Islamabad, Sept 27: As Pakistani officials and politicians mull negotiations with the Taliban to end years of insurgency, a senior rebel commander today said the talks will fail as both sides are pursuing opposing objectives.
Omer Khalid Khorasani, the Islamist commander of Mohmand Agency, one of seven lawless tribal districts in the country's northwest, said in a letter to the media that he was not hopeful about the outcome of peace overtures.
"The current wave in support of the talks is bound to fail as we have come to the conclusion that the government is not serious," said Khorasani. "The main difference is that we want to change the Constitution (with Shariah or Islamic law) and the army is demanding from us to follow the Constitution," he said.
The Taliban "will not budge an inch from the demand of implementation of Shariah" and if militant commanders deviate from this, "then we will not follow him", he said.
Khorasani said the second biggest hurdle in the way of peace is that the Taliban's demand for implementing Islamic law is for the entire country and not just the tribal region. "We will support the mujahideen living in areas other then tribal region. We will not leave them and live and die together," he said.

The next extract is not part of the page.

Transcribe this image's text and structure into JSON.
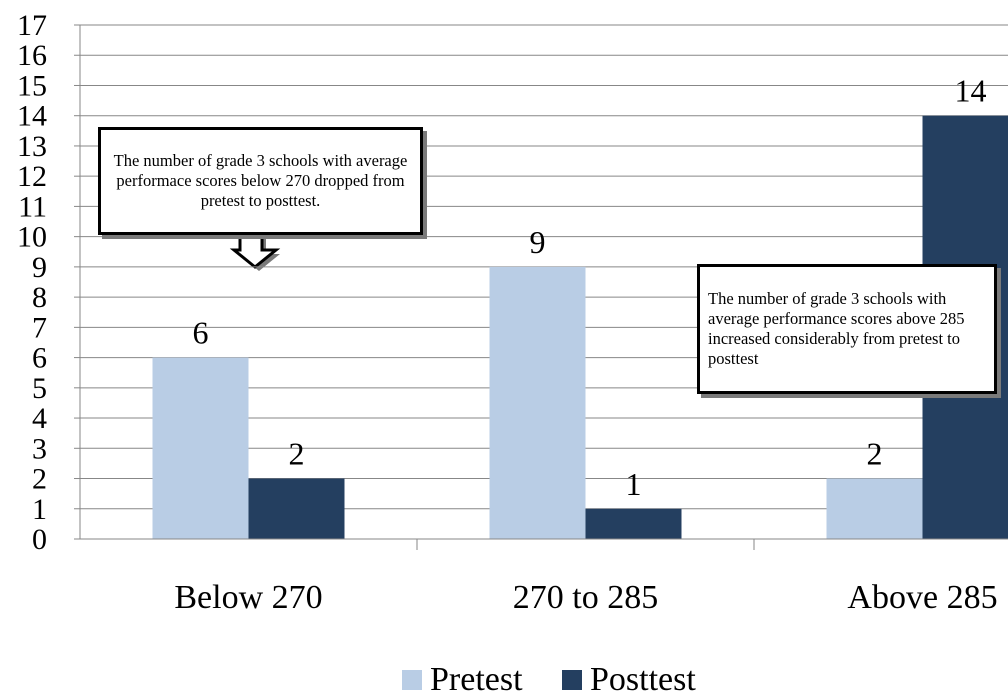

The letter was issued amidst reports of rifts among Taliban factions circulating in the media. Some of the reports are highly credible and have been confirmed by Taliban sources. The main Tehrik-e-Taliban Pakistan (TTP) led by Hakimullah Mehsud has run into differences with the Jundullah group, created in 1970 for activities in Iran.
It joined the TTP in 2007 as an independent group after Pakistan provided support to Tehran to launch a crackdown against it.